Der deutsche Botschafter bei den Vereinten Nationen, Christoph Heusgen, zeigte sich dennoch insgesamt „sehr glücklich“ über die Resolution: „Wir haben nicht alles erreicht, aber wir haben viel erreicht.“
Der Verabschiedung der Resolution waren hektische Verhandlungen über einzelne Passagen vorangegangen. Auf Druck der USA, Chinas und Russlands wurden die ursprünglichen Forderungen nach einem festen internationalen Mechanismus zur Verfolgung sexualisierter Gewalttaten sowie nach Einsetzung einer formellen UN-Arbeitsgruppe zu dem Thema gestrichen.
Die US-Vertreter störten sich zudem an Formulierungen zur sexuellen Gesundheit und den reproduktiven Rechten – sie befürchteten, diese könnten als Ermunterung zu Abtreibungen verstanden werden. Nachdem die US-Delegation mit ihrem Veto gedroht hatte, wurden die Passagen umformuliert.
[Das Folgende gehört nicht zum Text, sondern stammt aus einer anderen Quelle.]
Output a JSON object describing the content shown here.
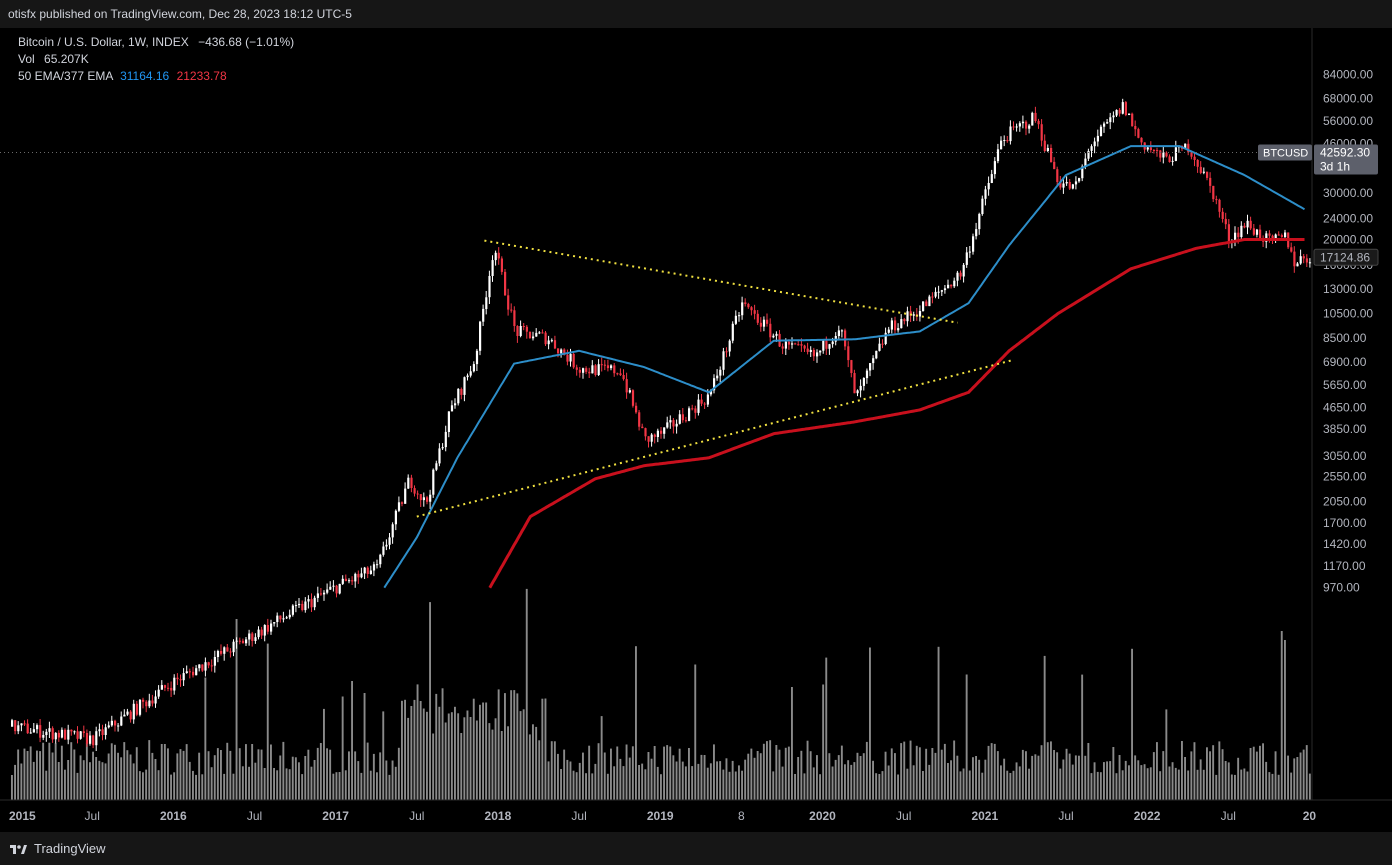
{
  "header": {
    "published": "otisfx published on TradingView.com, Dec 28, 2023 18:12 UTC-5"
  },
  "legend": {
    "symbol": "Bitcoin / U.S. Dollar, 1W, INDEX",
    "change": "−436.68 (−1.01%)",
    "vol_label": "Vol",
    "vol_value": "65.207K",
    "ema_label": "50 EMA/377 EMA",
    "ema50_value": "31164.16",
    "ema377_value": "21233.78"
  },
  "footer": {
    "brand": "TradingView"
  },
  "colors": {
    "background": "#000000",
    "up_candle": "#ffffff",
    "down_candle": "#f23645",
    "ema50": "#2d8ec9",
    "ema377": "#c8101d",
    "trendline": "#f0e040",
    "volume": "#8a8a8a"
  },
  "chart_data": {
    "type": "candlestick",
    "scale": "log",
    "y_ticks": [
      "84000.00",
      "68000.00",
      "56000.00",
      "46000.00",
      "30000.00",
      "24000.00",
      "20000.00",
      "16000.00",
      "13000.00",
      "10500.00",
      "8500.00",
      "6900.00",
      "5650.00",
      "4650.00",
      "3850.00",
      "3050.00",
      "2550.00",
      "2050.00",
      "1700.00",
      "1420.00",
      "1170.00",
      "970.00"
    ],
    "x_ticks": [
      "2015",
      "Jul",
      "2016",
      "Jul",
      "2017",
      "Jul",
      "2018",
      "Jul",
      "2019",
      "8",
      "2020",
      "Jul",
      "2021",
      "Jul",
      "2022",
      "Jul",
      "20"
    ],
    "last_price_label": {
      "symbol": "BTCUSD",
      "price": "42592.30",
      "countdown": "3d 1h"
    },
    "ema_label": "17124.86",
    "trendlines": [
      {
        "name": "descending resistance",
        "from": {
          "date": "2017-12",
          "price": 19800
        },
        "to": {
          "date": "2020-11",
          "price": 9700
        }
      },
      {
        "name": "ascending support",
        "from": {
          "date": "2017-07",
          "price": 1800
        },
        "to": {
          "date": "2021-03",
          "price": 7000
        }
      }
    ],
    "price_keypoints": [
      [
        2015.0,
        290
      ],
      [
        2015.5,
        260
      ],
      [
        2016.0,
        430
      ],
      [
        2016.5,
        650
      ],
      [
        2017.0,
        980
      ],
      [
        2017.25,
        1150
      ],
      [
        2017.45,
        2500
      ],
      [
        2017.55,
        2000
      ],
      [
        2017.7,
        4500
      ],
      [
        2017.85,
        7000
      ],
      [
        2017.97,
        19000
      ],
      [
        2018.1,
        9000
      ],
      [
        2018.3,
        8500
      ],
      [
        2018.5,
        6500
      ],
      [
        2018.75,
        6400
      ],
      [
        2018.9,
        3500
      ],
      [
        2019.0,
        3700
      ],
      [
        2019.3,
        5200
      ],
      [
        2019.5,
        11500
      ],
      [
        2019.75,
        8000
      ],
      [
        2019.95,
        7200
      ],
      [
        2020.1,
        9500
      ],
      [
        2020.2,
        5000
      ],
      [
        2020.4,
        9200
      ],
      [
        2020.6,
        11000
      ],
      [
        2020.85,
        15000
      ],
      [
        2021.0,
        30000
      ],
      [
        2021.1,
        48000
      ],
      [
        2021.3,
        58000
      ],
      [
        2021.45,
        33000
      ],
      [
        2021.55,
        31000
      ],
      [
        2021.65,
        46000
      ],
      [
        2021.85,
        64000
      ],
      [
        2021.95,
        47000
      ],
      [
        2022.1,
        40000
      ],
      [
        2022.25,
        45000
      ],
      [
        2022.4,
        30000
      ],
      [
        2022.5,
        20000
      ],
      [
        2022.6,
        23000
      ],
      [
        2022.75,
        19500
      ],
      [
        2022.85,
        20500
      ],
      [
        2022.9,
        16500
      ],
      [
        2022.97,
        17100
      ]
    ],
    "ema50_keypoints": [
      [
        2017.3,
        970
      ],
      [
        2017.5,
        1500
      ],
      [
        2017.75,
        3000
      ],
      [
        2018.1,
        6800
      ],
      [
        2018.5,
        7600
      ],
      [
        2018.9,
        6600
      ],
      [
        2019.3,
        5300
      ],
      [
        2019.7,
        8300
      ],
      [
        2020.2,
        8400
      ],
      [
        2020.6,
        9000
      ],
      [
        2020.9,
        11500
      ],
      [
        2021.15,
        19000
      ],
      [
        2021.5,
        35000
      ],
      [
        2021.9,
        45000
      ],
      [
        2022.2,
        45000
      ],
      [
        2022.6,
        35000
      ],
      [
        2022.97,
        26000
      ]
    ],
    "ema377_keypoints": [
      [
        2017.95,
        970
      ],
      [
        2018.2,
        1800
      ],
      [
        2018.6,
        2500
      ],
      [
        2018.9,
        2800
      ],
      [
        2019.3,
        3000
      ],
      [
        2019.7,
        3700
      ],
      [
        2020.2,
        4100
      ],
      [
        2020.6,
        4550
      ],
      [
        2020.9,
        5300
      ],
      [
        2021.15,
        7600
      ],
      [
        2021.45,
        10500
      ],
      [
        2021.9,
        15500
      ],
      [
        2022.3,
        18500
      ],
      [
        2022.6,
        20000
      ],
      [
        2022.97,
        20000
      ]
    ]
  }
}
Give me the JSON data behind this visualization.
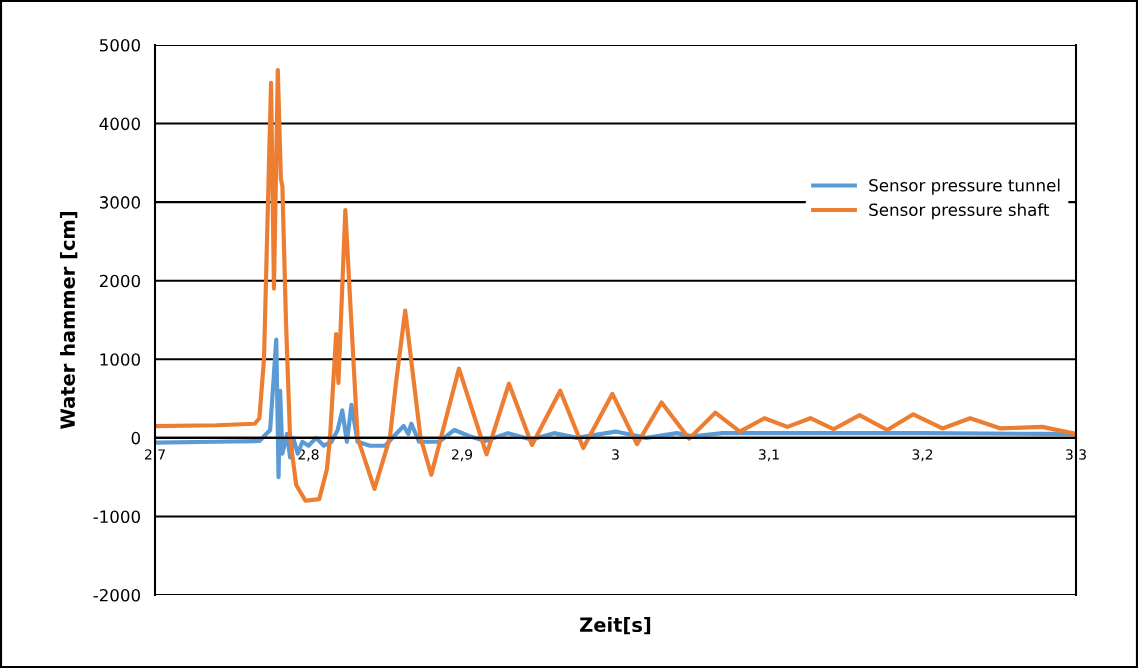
{
  "chart_data": {
    "type": "line",
    "xlabel": "Zeit[s]",
    "ylabel": "Water hammer [cm]",
    "xlim": [
      2.7,
      3.3
    ],
    "xticks": [
      {
        "value": 2.7,
        "label": "2,7"
      },
      {
        "value": 2.8,
        "label": "2,8"
      },
      {
        "value": 2.9,
        "label": "2,9"
      },
      3,
      {
        "value": 3.1,
        "label": "3,1"
      },
      {
        "value": 3.2,
        "label": "3,2"
      },
      {
        "value": 3.3,
        "label": "3,3"
      }
    ],
    "ylim": [
      -2000,
      5000
    ],
    "yticks": [
      -2000,
      -1000,
      0,
      1000,
      2000,
      3000,
      4000,
      5000
    ],
    "grid": "y",
    "legend": "right",
    "marker": "none",
    "line_style": "solid",
    "series": [
      {
        "name": "Sensor pressure tunnel",
        "color": "#5b9bd5",
        "x": [
          2.7,
          2.74,
          2.768,
          2.775,
          2.779,
          2.7805,
          2.7815,
          2.783,
          2.786,
          2.788,
          2.79,
          2.793,
          2.796,
          2.8,
          2.805,
          2.81,
          2.815,
          2.819,
          2.822,
          2.825,
          2.828,
          2.832,
          2.84,
          2.85,
          2.857,
          2.862,
          2.865,
          2.867,
          2.872,
          2.885,
          2.895,
          2.905,
          2.915,
          2.93,
          2.945,
          2.96,
          2.975,
          3.0,
          3.02,
          3.04,
          3.05,
          3.07,
          3.2,
          3.28,
          3.3
        ],
        "values": [
          -60,
          -50,
          -40,
          100,
          1250,
          -500,
          600,
          -200,
          50,
          -250,
          0,
          -200,
          -50,
          -100,
          0,
          -100,
          -50,
          100,
          350,
          -50,
          420,
          -50,
          -100,
          -100,
          50,
          150,
          50,
          180,
          -50,
          -50,
          100,
          20,
          -40,
          60,
          -20,
          60,
          0,
          80,
          0,
          60,
          20,
          60,
          60,
          50,
          50
        ]
      },
      {
        "name": "Sensor pressure shaft",
        "color": "#ed7d31",
        "x": [
          2.7,
          2.74,
          2.765,
          2.768,
          2.771,
          2.7756,
          2.7775,
          2.78,
          2.782,
          2.783,
          2.7853,
          2.788,
          2.792,
          2.798,
          2.807,
          2.812,
          2.814,
          2.818,
          2.8195,
          2.824,
          2.827,
          2.832,
          2.843,
          2.853,
          2.857,
          2.863,
          2.873,
          2.88,
          2.898,
          2.916,
          2.9306,
          2.9456,
          2.964,
          2.979,
          2.998,
          3.014,
          3.03,
          3.048,
          3.065,
          3.081,
          3.097,
          3.112,
          3.127,
          3.142,
          3.159,
          3.177,
          3.194,
          3.213,
          3.231,
          3.251,
          3.278,
          3.3
        ],
        "values": [
          150,
          160,
          180,
          250,
          1000,
          4520,
          1900,
          4680,
          3300,
          3200,
          1500,
          0,
          -600,
          -800,
          -780,
          -400,
          0,
          1320,
          700,
          2900,
          1800,
          0,
          -650,
          0,
          700,
          1620,
          0,
          -470,
          880,
          -210,
          690,
          -90,
          600,
          -130,
          560,
          -80,
          450,
          -10,
          320,
          80,
          250,
          140,
          250,
          110,
          290,
          100,
          300,
          120,
          250,
          120,
          140,
          50
        ]
      }
    ]
  }
}
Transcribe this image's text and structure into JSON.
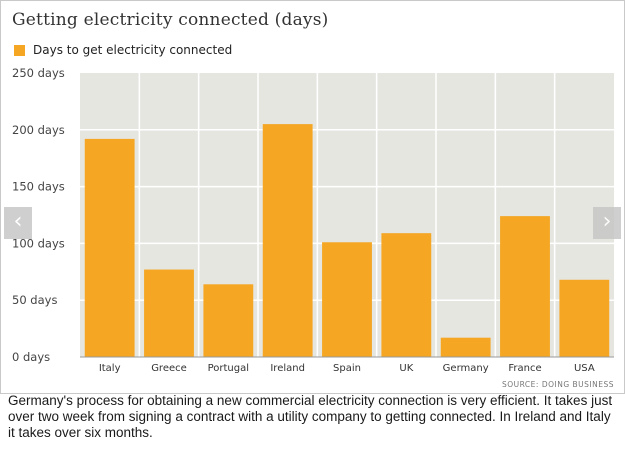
{
  "chart_data": {
    "type": "bar",
    "title": "Getting electricity connected (days)",
    "legend": "Days to get electricity connected",
    "categories": [
      "Italy",
      "Greece",
      "Portugal",
      "Ireland",
      "Spain",
      "UK",
      "Germany",
      "France",
      "USA"
    ],
    "values": [
      192,
      77,
      64,
      205,
      101,
      109,
      17,
      124,
      68
    ],
    "ylim": [
      0,
      250
    ],
    "yticks": [
      0,
      50,
      100,
      150,
      200,
      250
    ],
    "ytick_suffix": " days",
    "source": "SOURCE: DOING BUSINESS",
    "grid": true,
    "legend_position": "top-left"
  },
  "colors": {
    "bar": "#f5a623",
    "plot_bg": "#e6e6e1",
    "grid": "#ffffff",
    "axis_text": "#444444"
  },
  "caption": "Germany's process for obtaining a new commercial electricity connection is very efficient. It takes just over two week from signing a contract with a utility company to getting connected. In Ireland and Italy it takes over six months.",
  "nav": {
    "prev_icon": "chevron-left-icon",
    "next_icon": "chevron-right-icon"
  }
}
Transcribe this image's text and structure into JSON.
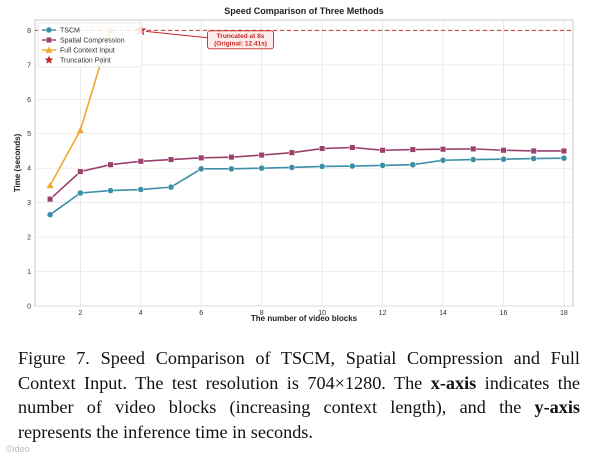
{
  "chart_data": {
    "type": "line",
    "title": "Speed Comparison of Three Methods",
    "xlabel": "The number of video blocks",
    "ylabel": "Time (seconds)",
    "xlim": [
      0.5,
      18.3
    ],
    "ylim": [
      0,
      8.3
    ],
    "xticks": [
      2,
      4,
      6,
      8,
      10,
      12,
      14,
      16,
      18
    ],
    "yticks": [
      0,
      1,
      2,
      3,
      4,
      5,
      6,
      7,
      8
    ],
    "grid": true,
    "legend_position": "top-left",
    "series": [
      {
        "name": "TSCM",
        "color": "#3a8ea8",
        "marker": "circle",
        "x": [
          1,
          2,
          3,
          4,
          5,
          6,
          7,
          8,
          9,
          10,
          11,
          12,
          13,
          14,
          15,
          16,
          17,
          18
        ],
        "y": [
          2.65,
          3.28,
          3.35,
          3.38,
          3.45,
          3.98,
          3.98,
          4.0,
          4.02,
          4.05,
          4.06,
          4.08,
          4.1,
          4.23,
          4.25,
          4.26,
          4.28,
          4.29
        ]
      },
      {
        "name": "Spatial Compression",
        "color": "#9b3f6b",
        "marker": "square",
        "x": [
          1,
          2,
          3,
          4,
          5,
          6,
          7,
          8,
          9,
          10,
          11,
          12,
          13,
          14,
          15,
          16,
          17,
          18
        ],
        "y": [
          3.1,
          3.9,
          4.1,
          4.2,
          4.25,
          4.3,
          4.32,
          4.38,
          4.45,
          4.57,
          4.6,
          4.52,
          4.54,
          4.55,
          4.56,
          4.52,
          4.5,
          4.5
        ]
      },
      {
        "name": "Full Context Input",
        "color": "#f0a92c",
        "marker": "triangle",
        "x": [
          1,
          2,
          3
        ],
        "y": [
          3.5,
          5.1,
          8.0
        ]
      }
    ],
    "reference_line": {
      "y": 8,
      "color": "#d32f2f",
      "style": "dashed"
    },
    "truncation_point": {
      "label": "Truncation Point",
      "x": 4,
      "y": 8,
      "color": "#c62828"
    },
    "annotation": {
      "lines": [
        "Truncated at 8s",
        "(Original: 12.41s)"
      ],
      "x": 7.3,
      "y": 7.9
    }
  },
  "caption": {
    "figure_label": "Figure 7.",
    "text_1": " Speed Comparison of TSCM, Spatial Compression and Full Context Input. The test resolution is 704×1280. The ",
    "xaxis_bold": "x-axis",
    "text_2": " indicates the number of video blocks (increasing context length), and the ",
    "yaxis_bold": "y-axis",
    "text_3": " represents the inference time in seconds."
  },
  "watermark": "©ideo"
}
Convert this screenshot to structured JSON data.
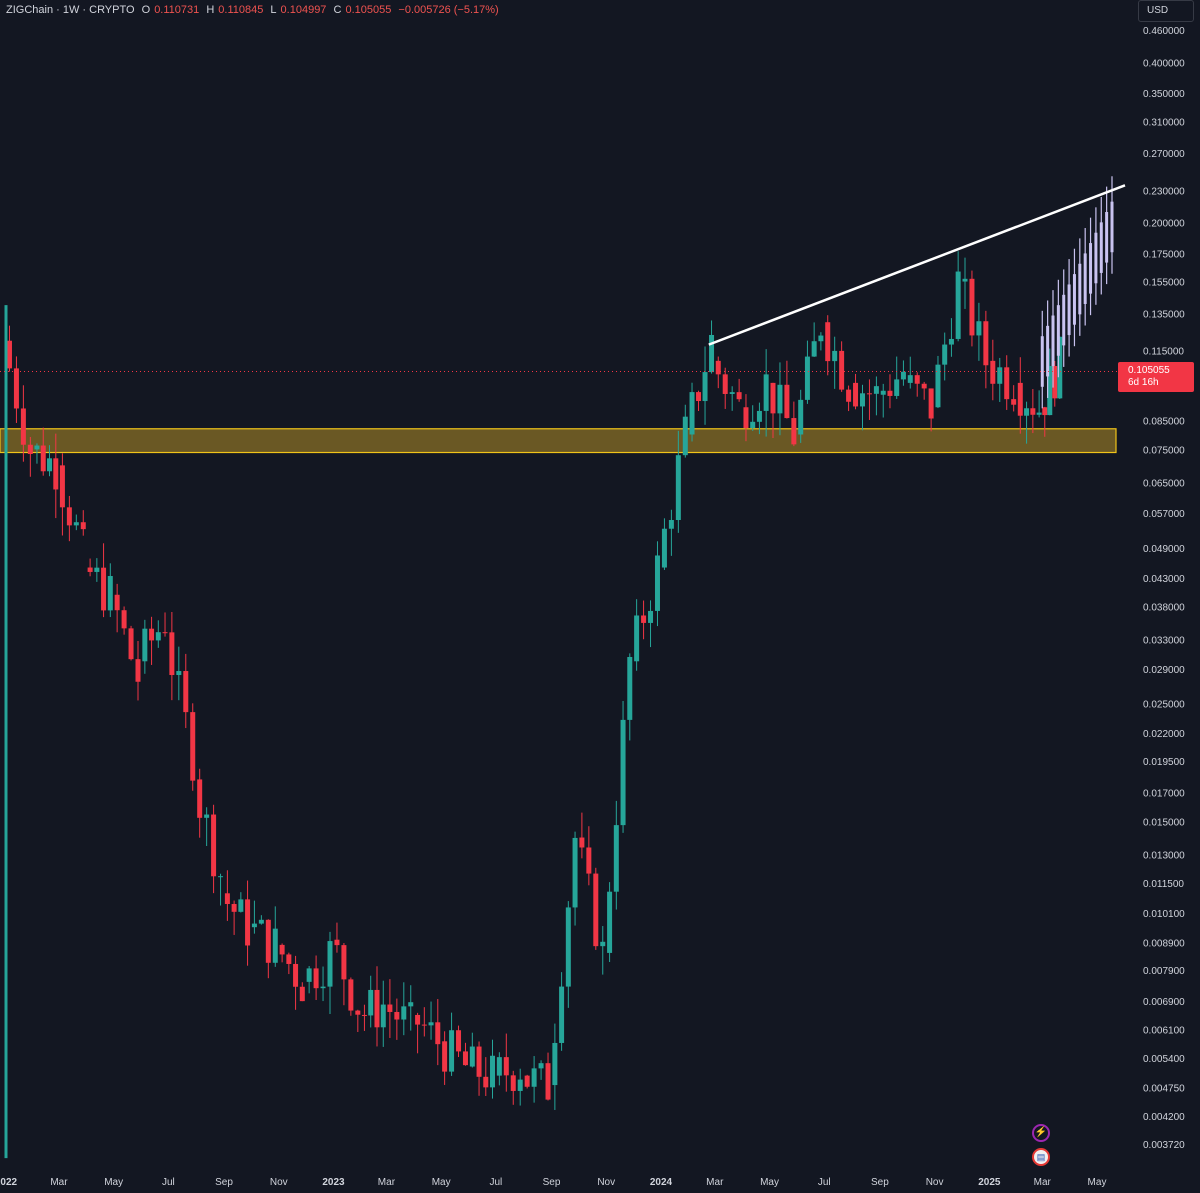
{
  "header": {
    "symbol": "ZIGChain · 1W · CRYPTO",
    "open_label": "O",
    "open": "0.110731",
    "high_label": "H",
    "high": "0.110845",
    "low_label": "L",
    "low": "0.104997",
    "close_label": "C",
    "close": "0.105055",
    "change": "−0.005726 (−5.17%)"
  },
  "currency_button": "USD",
  "last_price": {
    "value": "0.105055",
    "countdown": "6d 16h"
  },
  "colors": {
    "background": "#131722",
    "up": "#26a69a",
    "down": "#f23645",
    "projection": "#c9c3f0",
    "zone_fill": "#7a6425",
    "zone_border": "#f0c419",
    "trendline": "#ffffff",
    "text": "#d1d4dc"
  },
  "icons": {
    "alert": "lightning-icon",
    "flag": "us-flag-icon"
  },
  "chart_data": {
    "type": "candlestick",
    "scale": "log",
    "interval": "1W",
    "currency": "USD",
    "y_ticks": [
      "0.460000",
      "0.400000",
      "0.350000",
      "0.310000",
      "0.270000",
      "0.230000",
      "0.200000",
      "0.175000",
      "0.155000",
      "0.135000",
      "0.115000",
      "0.085000",
      "0.075000",
      "0.065000",
      "0.057000",
      "0.049000",
      "0.043000",
      "0.038000",
      "0.033000",
      "0.029000",
      "0.025000",
      "0.022000",
      "0.019500",
      "0.017000",
      "0.015000",
      "0.013000",
      "0.011500",
      "0.010100",
      "0.008900",
      "0.007900",
      "0.006900",
      "0.006100",
      "0.005400",
      "0.004750",
      "0.004200",
      "0.003720"
    ],
    "x_ticks": [
      "2022",
      "Mar",
      "May",
      "Jul",
      "Sep",
      "Nov",
      "2023",
      "Mar",
      "May",
      "Jul",
      "Sep",
      "Nov",
      "2024",
      "Mar",
      "May",
      "Jul",
      "Sep",
      "Nov",
      "2025",
      "Mar",
      "May"
    ],
    "x_start": "2022-01-01",
    "x_end": "2025-06-01",
    "bars_approx": [
      [
        "2022-01",
        0.12,
        0.075
      ],
      [
        "2022-02",
        0.075,
        0.07
      ],
      [
        "2022-03",
        0.07,
        0.048
      ],
      [
        "2022-04",
        0.045,
        0.04
      ],
      [
        "2022-05",
        0.04,
        0.028
      ],
      [
        "2022-06",
        0.03,
        0.036
      ],
      [
        "2022-07",
        0.034,
        0.02
      ],
      [
        "2022-08",
        0.018,
        0.012
      ],
      [
        "2022-09",
        0.011,
        0.0095
      ],
      [
        "2022-10",
        0.0095,
        0.0088
      ],
      [
        "2022-11",
        0.0088,
        0.0075
      ],
      [
        "2022-12",
        0.0075,
        0.0085
      ],
      [
        "2023-01",
        0.009,
        0.0068
      ],
      [
        "2023-02",
        0.0065,
        0.0068
      ],
      [
        "2023-03",
        0.0068,
        0.0062
      ],
      [
        "2023-04",
        0.0065,
        0.0058
      ],
      [
        "2023-05",
        0.0058,
        0.0052
      ],
      [
        "2023-06",
        0.0052,
        0.005
      ],
      [
        "2023-07",
        0.005,
        0.0052
      ],
      [
        "2023-08",
        0.005,
        0.0048
      ],
      [
        "2023-09",
        0.0048,
        0.014
      ],
      [
        "2023-10",
        0.014,
        0.0085
      ],
      [
        "2023-11",
        0.0085,
        0.03
      ],
      [
        "2023-12",
        0.03,
        0.045
      ],
      [
        "2024-01",
        0.045,
        0.08
      ],
      [
        "2024-02",
        0.08,
        0.12
      ],
      [
        "2024-03",
        0.11,
        0.09
      ],
      [
        "2024-04",
        0.09,
        0.1
      ],
      [
        "2024-05",
        0.1,
        0.08
      ],
      [
        "2024-06",
        0.08,
        0.13
      ],
      [
        "2024-07",
        0.13,
        0.1
      ],
      [
        "2024-08",
        0.1,
        0.095
      ],
      [
        "2024-09",
        0.095,
        0.105
      ],
      [
        "2024-10",
        0.1,
        0.09
      ],
      [
        "2024-11",
        0.09,
        0.155
      ],
      [
        "2024-12",
        0.155,
        0.11
      ],
      [
        "2025-01",
        0.11,
        0.1
      ],
      [
        "2025-02",
        0.1,
        0.09
      ],
      [
        "2025-03",
        0.09,
        0.11
      ]
    ],
    "support_zone": {
      "low": 0.074,
      "high": 0.082
    },
    "trendline": {
      "from": [
        "2024-02",
        0.118
      ],
      "to": [
        "2025-05",
        0.235
      ]
    },
    "projection_range": {
      "from": "2025-03",
      "to": "2025-05",
      "low": 0.095,
      "high": 0.23
    },
    "last_close": 0.105055
  }
}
Die Resolution wurde dann vom Sicherheitsrat mit 13 der 15 Stimmen verabschiedet, auch die USA votierten dafür. China und Russland enthielten sich. Trotz des erheblichen Widerstands gegen die ursprüngliche Version würdigte Maas die „Entschlossenheit“ des Sicherheitsrats.
In der Resolution werden auch spezielle UN-Sanktionen bei Anwendung sexualisierter Gewalt in bewaffneten Konflikten ins Auge gefasst. Zudem werden die betroffenen Staaten zu einer besseren Versorgung der Opfer aufgefordert.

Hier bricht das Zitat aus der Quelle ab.